I've been up since 4:00, scouring Google News for the latest headlines on the bank bailout bill.
Here's the latest:
- Everyone hates investment bank executives, so executive pay will get clipped in some way under the plan.
- Mr. Paulson, the Treasury Secretary, will not get the blank check he asked for over the weekend. Rather, he will have to answer to Congress on how he spends taxpayer money.
- The government will take debt and equity positions in banks it bails out. This means that Mr. Paulson will buy mortgage backed bonds, as well as stock and "warrants" (special equity positions with repayment protections built in).

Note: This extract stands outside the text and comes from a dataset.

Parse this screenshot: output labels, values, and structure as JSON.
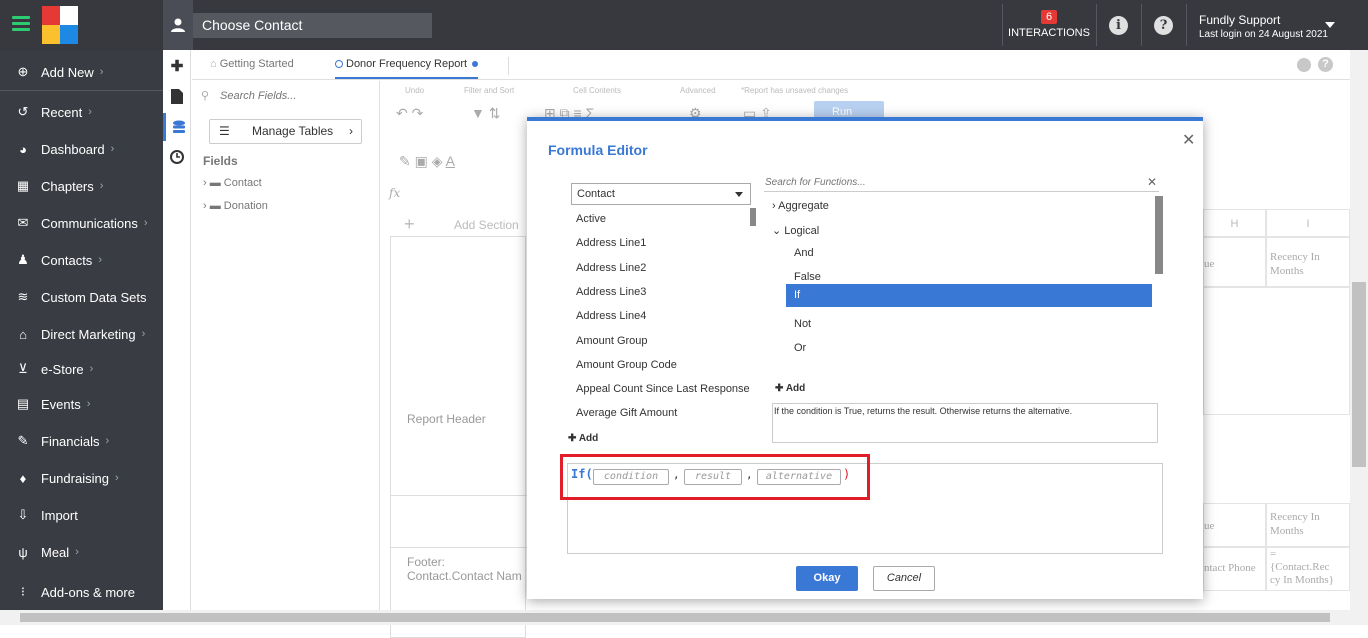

The rationale is that taxpayers stand a better chance of recovering most or all of the money put in if the banks' stock value rises after the bailout.
- The government will require help for homeowners in junk loans.
We should know more later today, as Congress, Treasury and the Administration continue negotiations.
Here's what's still unclear:
- How homeowners will be helped under the plan,
- Whether the final plan will include Bankruptcy Code changes to allow the court to modify a home loan (something taken away as part of the 2005 Bankruptcy Act in a 1993 Supreme Court case), and
- Whether the government will pay hedge-fund prices (20 cents on the dollar) or 1980s government contract prices (12,800 cents on the dollar - remember the $640 toilet seat?) or something in between for distressed bank debt and assets.
Stay tuned, folks. This should get even more interesting as the day progresses.
I dont mind RTC's only if it truly helps and they sell these deals for pennys on the dollar and recoup some of the lost money, but who knows with our government anymore.